A few weeks ago, the Supreme Court ruled that former President Donald Trump has partial immunity from criminal prosecution for actions he took while in office. While this may be true under US law, if there’s one thing the past few weeks have shown conclusively, it’s that Trump enjoys complete immunity from political law.
This is both good news and bad news for Trump supporters.
For a variety of reasons, my social circles tend to lean left politically, and as a result, I often hang out with fun people who live in completely different political worlds, all of whom know what I do for a living and frequently ask me for my opinion on how the right sees things.
I remember well their jubilation when Trump was convicted of 34 felonies in May. A convicted felon plummets in the polls, they reasoned, and surely the public wouldn’t elect him. A few of them came up to me and asked how a conviction would affect the 2024 election.
They were shocked when I honestly told them that a guilty conviction would have no effect on the race.
If the polls are to be believed, his opponent’s television gaffe did not do Trump much good.
For anyone who has followed politics for the past decade or more, it is certainly quite shocking that 20+ felony convictions have no impact on a presidential election. Have Anyone who has followed politics over the past decade should not be surprised that this will have no impact, especially on Trump.
Trump has always been more or less exempt from the rules that have governed American politics since World War II: other candidates’ steep declines in the polls have no effect on him.
That was true in 2016, and it’s even more true now that Trump was actually elected president and served four years. For better or worse, there is almost no one in America today who doesn’t have a pretty specific view of Trump. The number of people with a flexible view of the most polarizing figure in modern political history is incredibly small, and getting smaller. After the past decade, it’s pretty hard to think of anything about Trump that would surprise Americans.

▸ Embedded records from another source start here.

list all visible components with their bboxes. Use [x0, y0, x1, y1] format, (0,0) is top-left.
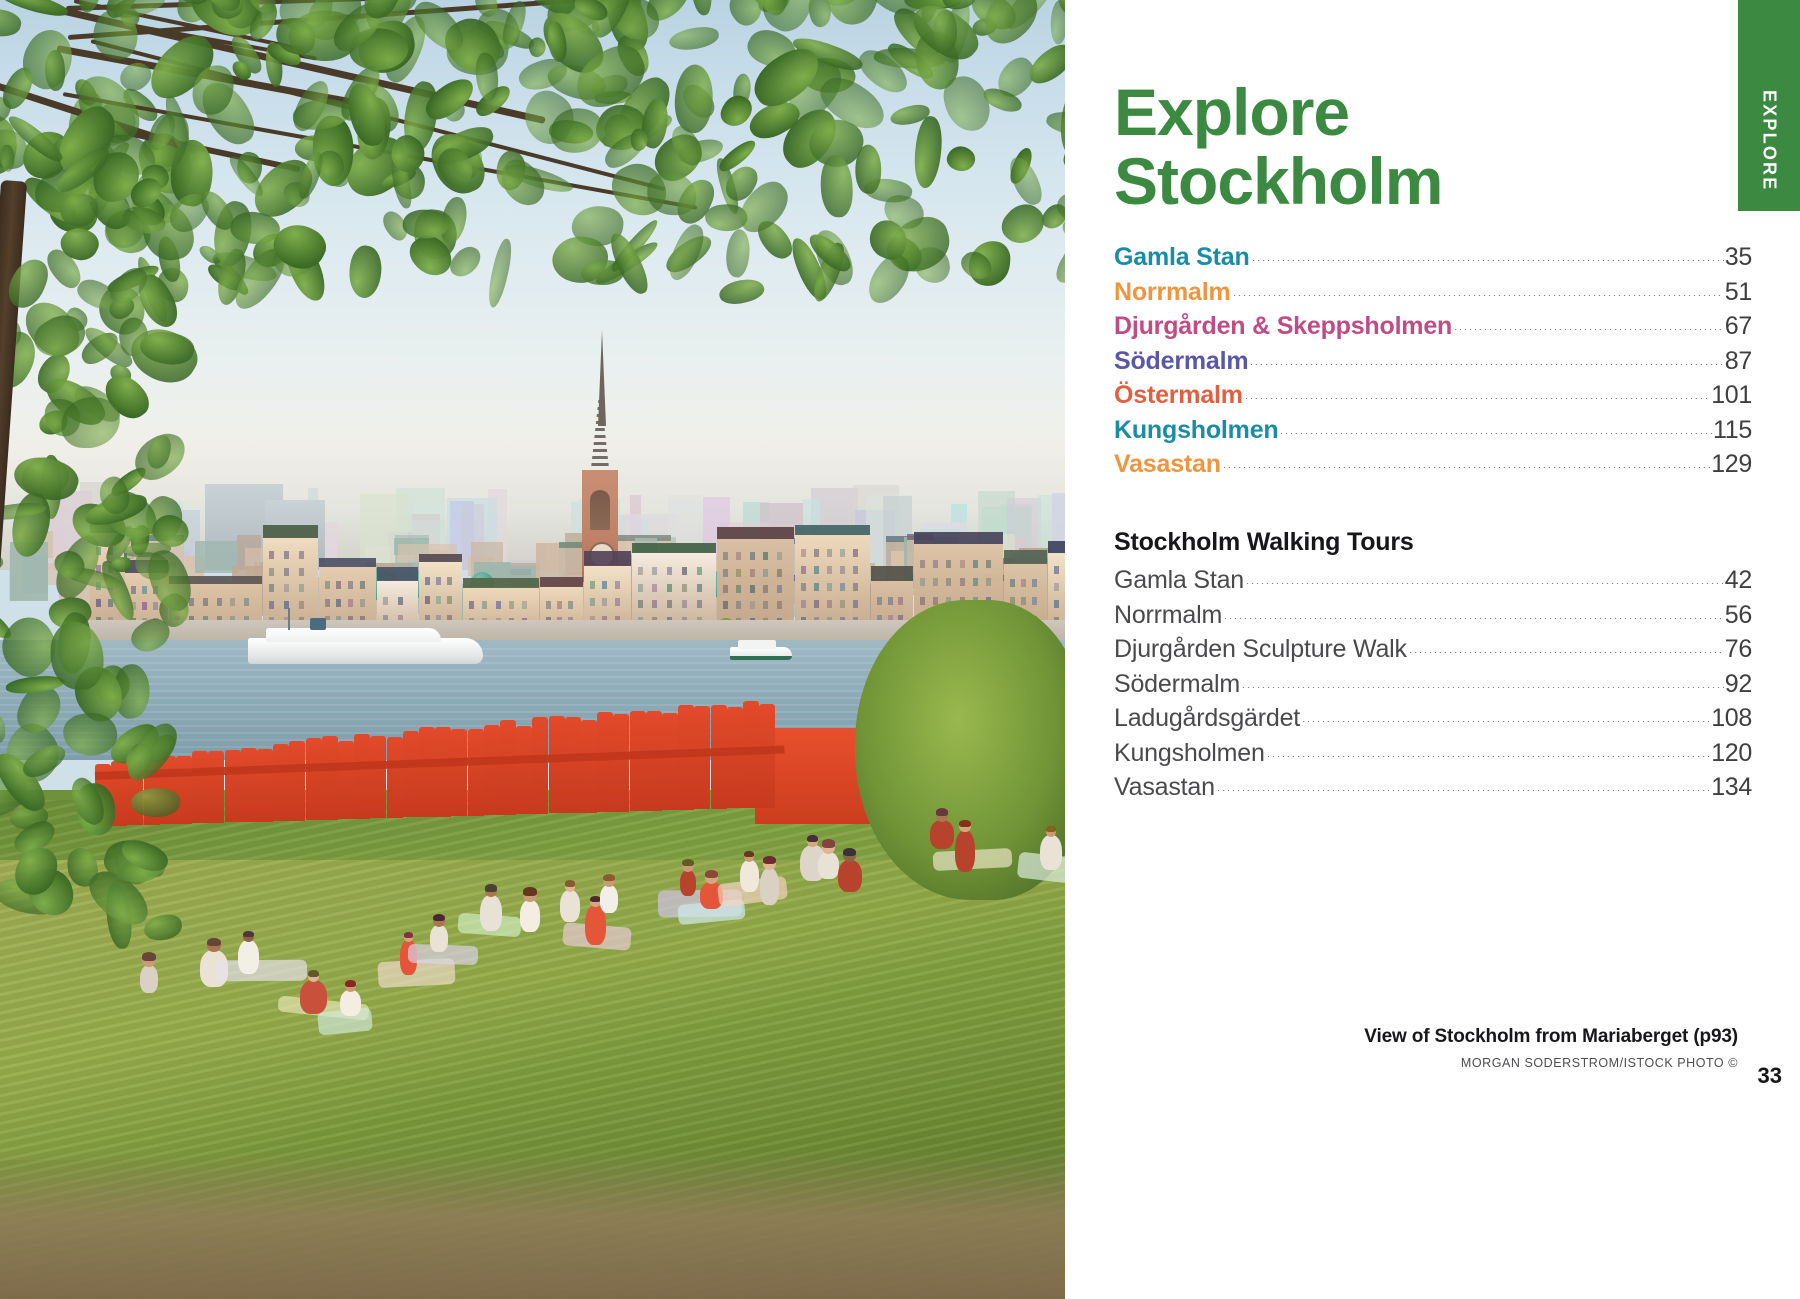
dot-leader	[1244, 398, 1710, 399]
dot-leader	[1251, 260, 1724, 261]
person-figure	[520, 900, 540, 932]
neighborhood-toc: Gamla Stan35Norrmalm51Djurgården & Skepp…	[1114, 243, 1752, 485]
walking-tour-label: Gamla Stan	[1114, 566, 1244, 595]
neighborhood-row[interactable]: Norrmalm51	[1114, 278, 1752, 307]
person-figure	[340, 990, 361, 1016]
walking-tour-page: 76	[1725, 635, 1752, 664]
person-hair	[404, 932, 413, 938]
photo-tree-canopy	[0, 0, 1065, 300]
walking-tour-label: Södermalm	[1114, 670, 1240, 699]
walking-tours-heading: Stockholm Walking Tours	[1114, 528, 1752, 557]
photo-white-ship	[248, 618, 483, 664]
dot-leader	[1241, 687, 1724, 688]
person-figure	[430, 925, 448, 952]
person-hair	[565, 880, 576, 887]
page-title: Explore Stockholm	[1114, 78, 1674, 215]
dot-leader	[1223, 618, 1724, 619]
person-hair	[936, 808, 949, 816]
walking-tour-row[interactable]: Djurgården Sculpture Walk76	[1114, 635, 1752, 664]
photo-credit: MORGAN SODERSTROM/ISTOCK PHOTO ©	[1178, 1056, 1738, 1070]
walking-tour-row[interactable]: Kungsholmen120	[1114, 739, 1752, 768]
neighborhood-row[interactable]: Vasastan129	[1114, 450, 1752, 479]
walking-tour-page: 108	[1711, 704, 1752, 733]
person-hair	[1046, 826, 1056, 832]
neighborhood-label: Gamla Stan	[1114, 243, 1250, 272]
neighborhood-page: 87	[1725, 347, 1752, 376]
page-title-line2: Stockholm	[1114, 147, 1674, 216]
neighborhood-label: Södermalm	[1114, 347, 1248, 376]
neighborhood-row[interactable]: Kungsholmen115	[1114, 416, 1752, 445]
walking-tour-page: 120	[1711, 739, 1752, 768]
hero-photo	[0, 0, 1065, 1299]
dot-leader	[1408, 652, 1724, 653]
photo-caption: View of Stockholm from Mariaberget (p93)	[1178, 1026, 1738, 1048]
walking-tours-toc: Stockholm Walking Tours Gamla Stan42Norr…	[1114, 528, 1752, 808]
person-hair	[485, 884, 497, 891]
walking-tour-row[interactable]: Norrmalm56	[1114, 601, 1752, 630]
person-hair	[523, 887, 537, 895]
neighborhood-row[interactable]: Södermalm87	[1114, 347, 1752, 376]
dot-leader	[1245, 583, 1724, 584]
neighborhood-label: Östermalm	[1114, 381, 1243, 410]
photo-ferry	[730, 636, 792, 660]
walking-tour-page: 42	[1725, 566, 1752, 595]
walking-tour-row[interactable]: Södermalm92	[1114, 670, 1752, 699]
person-figure	[930, 820, 954, 849]
dot-leader	[1249, 364, 1723, 365]
person-hair	[959, 820, 970, 827]
walking-tour-row[interactable]: Ladugårdsgärdet108	[1114, 704, 1752, 733]
text-panel: EXPLORE Explore Stockholm Gamla Stan35No…	[1065, 0, 1800, 1299]
person-figure	[955, 830, 975, 872]
page-number: 33	[1758, 1063, 1782, 1089]
neighborhood-page: 129	[1711, 450, 1752, 479]
person-hair	[433, 914, 445, 921]
person-hair	[744, 851, 754, 857]
page-title-line1: Explore	[1114, 78, 1674, 147]
dot-leader	[1222, 467, 1710, 468]
dot-leader	[1232, 295, 1724, 296]
dot-leader	[1453, 329, 1724, 330]
person-hair	[603, 874, 615, 881]
neighborhood-label: Vasastan	[1114, 450, 1221, 479]
neighborhood-page: 67	[1725, 312, 1752, 341]
neighborhood-page: 115	[1713, 416, 1752, 445]
explore-section-tab: EXPLORE	[1738, 0, 1800, 211]
person-figure	[238, 940, 259, 974]
person-figure	[740, 860, 759, 892]
walking-tour-page: 56	[1725, 601, 1752, 630]
walking-tour-label: Norrmalm	[1114, 601, 1222, 630]
walking-tour-page: 134	[1711, 773, 1752, 802]
person-figure	[480, 895, 502, 931]
neighborhood-page: 101	[1711, 381, 1752, 410]
neighborhood-label: Djurgården & Skeppsholmen	[1114, 312, 1452, 341]
person-hair	[807, 835, 818, 842]
neighborhood-row[interactable]: Gamla Stan35	[1114, 243, 1752, 272]
walking-tour-page: 92	[1725, 670, 1752, 699]
person-figure	[818, 852, 839, 879]
dot-leader	[1216, 790, 1710, 791]
person-figure	[300, 980, 327, 1014]
page-spread: EXPLORE Explore Stockholm Gamla Stan35No…	[0, 0, 1800, 1299]
person-figure	[838, 860, 862, 892]
dot-leader	[1301, 721, 1710, 722]
neighborhood-label: Norrmalm	[1114, 278, 1231, 307]
person-hair	[345, 980, 356, 987]
person-figure	[600, 885, 618, 913]
person-figure	[760, 868, 779, 905]
neighborhood-label: Kungsholmen	[1114, 416, 1278, 445]
person-hair	[705, 870, 718, 878]
person-figure	[680, 870, 696, 896]
person-figure	[560, 890, 580, 922]
person-hair	[822, 839, 836, 848]
person-hair	[308, 970, 319, 977]
explore-tab-label: EXPLORE	[1759, 90, 1780, 191]
person-hair	[763, 856, 776, 864]
person-hair	[682, 859, 694, 866]
neighborhood-page: 51	[1725, 278, 1752, 307]
person-hair	[243, 931, 253, 937]
picnic-blanket	[216, 960, 307, 981]
walking-tour-row[interactable]: Gamla Stan42	[1114, 566, 1752, 595]
walking-tour-label: Ladugårdsgärdet	[1114, 704, 1300, 733]
person-hair	[843, 848, 856, 856]
dot-leader	[1266, 756, 1711, 757]
neighborhood-page: 35	[1725, 243, 1752, 272]
walking-tour-label: Djurgården Sculpture Walk	[1114, 635, 1407, 664]
neighborhood-row[interactable]: Östermalm101	[1114, 381, 1752, 410]
walking-tour-label: Kungsholmen	[1114, 739, 1265, 768]
walking-tour-label: Vasastan	[1114, 773, 1215, 802]
person-figure	[140, 965, 158, 993]
walking-tour-row[interactable]: Vasastan134	[1114, 773, 1752, 802]
neighborhood-row[interactable]: Djurgården & Skeppsholmen67	[1114, 312, 1752, 341]
dot-leader	[1279, 433, 1712, 434]
person-figure	[1040, 835, 1062, 870]
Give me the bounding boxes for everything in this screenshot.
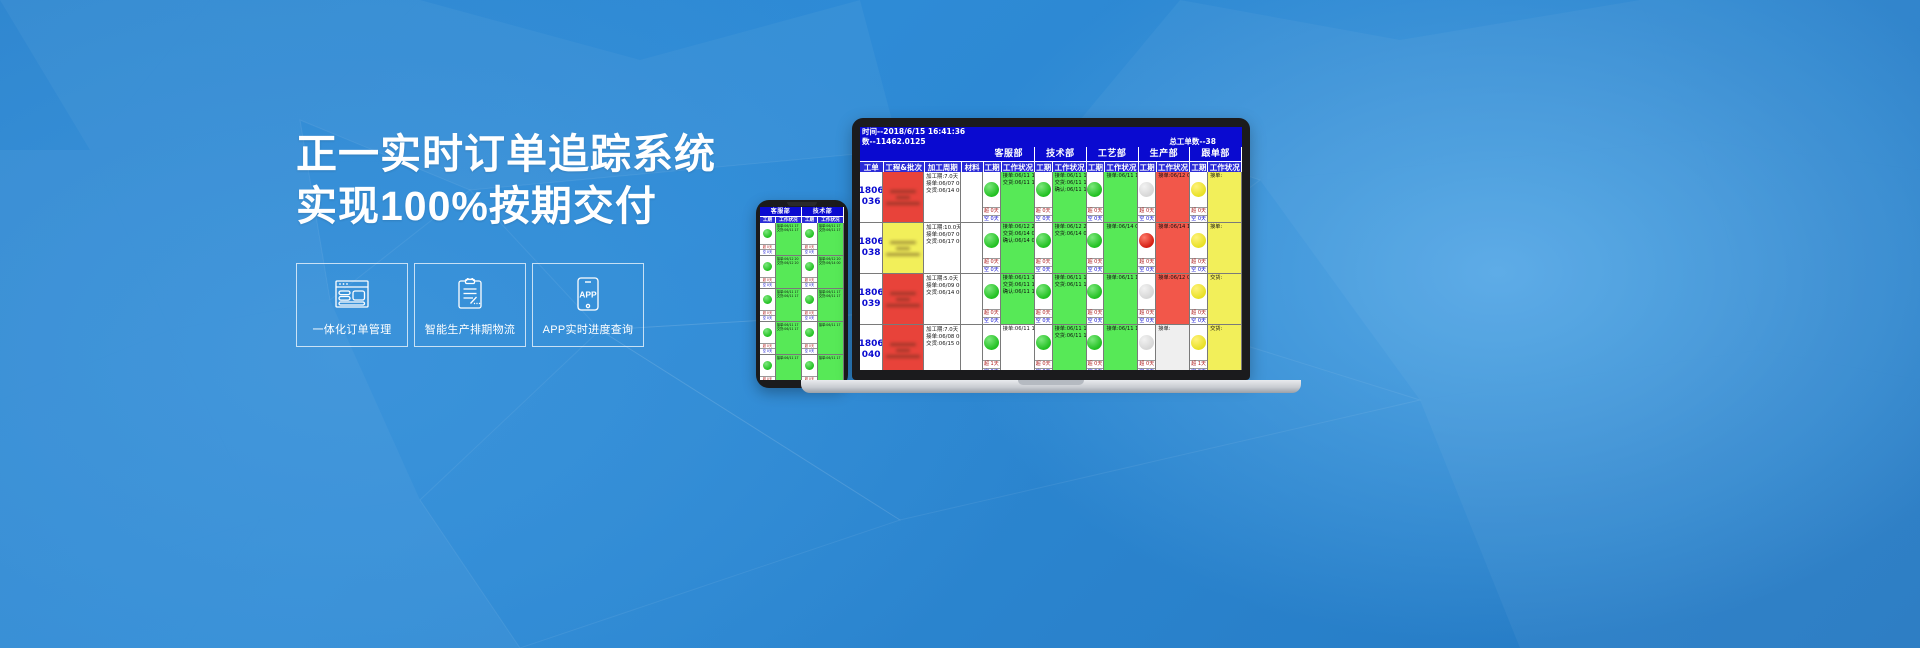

And how did the American people react to Trump’s conviction?… Hardly anything. According to the RealClearPolitics polling average, Trump had an average lead over Biden of 0.8 points on May 31. A week later, that lead remained at 0.8 points. If you believe the polls, his conviction literally had no impact.
Unfortunately for Trump’s supporters, this appears to be a two-way street: Two events have happened in the past three weeks that would have boosted any other politician’s approval ratings by double digits.
The first of these, of course, was the June 27 debate between Trump and Biden, which was panned by everyone, including Biden himself, as a major failure for Biden.
But calling it a “fiasco” is an injustice to the fiasco. The first debate between Barack Obama and Mitt Romney was a fiasco. Biden’s performance was anything but. Not only did Biden lose, but he spent 90 minutes live exposing his weaknesses: his age and visible senility, in a highly embarrassing way. His performance was so spectacular that partisan Democrats on CNN and MSNBC have almost uniformly spent the last three weeks on the air trying to convince Biden to drop out of the race.
But if the polls are to be believed, the collapse of his televised opponents doesn’t seem to have done Trump much favor. The last pre-debate poll came in on June 28, when Trump held a 1.9-point lead in the RCP average. A week later, Trump’s lead had fallen to 3.3 points. That’s a change, but it’s so slight that it could be explained away as statistical noise.
Compare this public reaction to Michael Dukakis’ relatively mild response to the question of whether he would support the death penalty if someone killed his wife. Dukakis’s answer was essentially well thought out and clearly stated. It was out of step with what Americans thought, and as a result, George H.W. Bush 4-point lead Pre-debate polls showed They opened up a 17-point lead Post-debate polls showed the Republicans winning, effectively ending the election.
By comparison, the fact that Biden’s 90-minute “Weekend at Bernie’s” performance may have moved the polls by a percentage point is nothing short of astonishing.
Similarly, the old rules of politics would have predicted that a candidate who survived an assassination attempt would enjoy a significant (at least temporary) boost in the polls, especially given the iconic image of Trump, bloodied-faced, pumping his fist into the crowd and mouthing, “Fight! Fight! Fight!”
Historical comparisons here are obviously scarce, but the only similarity we have suggests that Trump should have seen a significant boost in approval ratings. When John Hinckley attempted to assassinate Reagan in March 1981, Reagan’s approval ratings soared from the low 50s to the high 60s. It remained that way for most of the year..
In contrast, the assassination attempt on Trump appears to have had little impact on the race: Two polls based on interviews conducted after the assassination attempt gave Trump leads of 2 and 4 points, respectively. The exact same results as in the polls conducted before the assassination attempt.
The usual caveats apply here: there is good reason to believe that polling is an increasingly imperfect science, and we should also be mindful that, as the 2016 and 2020 elections demonstrated, a swing of one or two points can make a big difference in electoral vote totals.
But with Trump, it’s clear that there hasn’t been any seismic shift in public opinion at this point that has affected nearly every other politician: People know who Trump is, and they’ve already made up their minds about him. That’s it.
For better or worse, all the rules of politics don’t apply to Trump.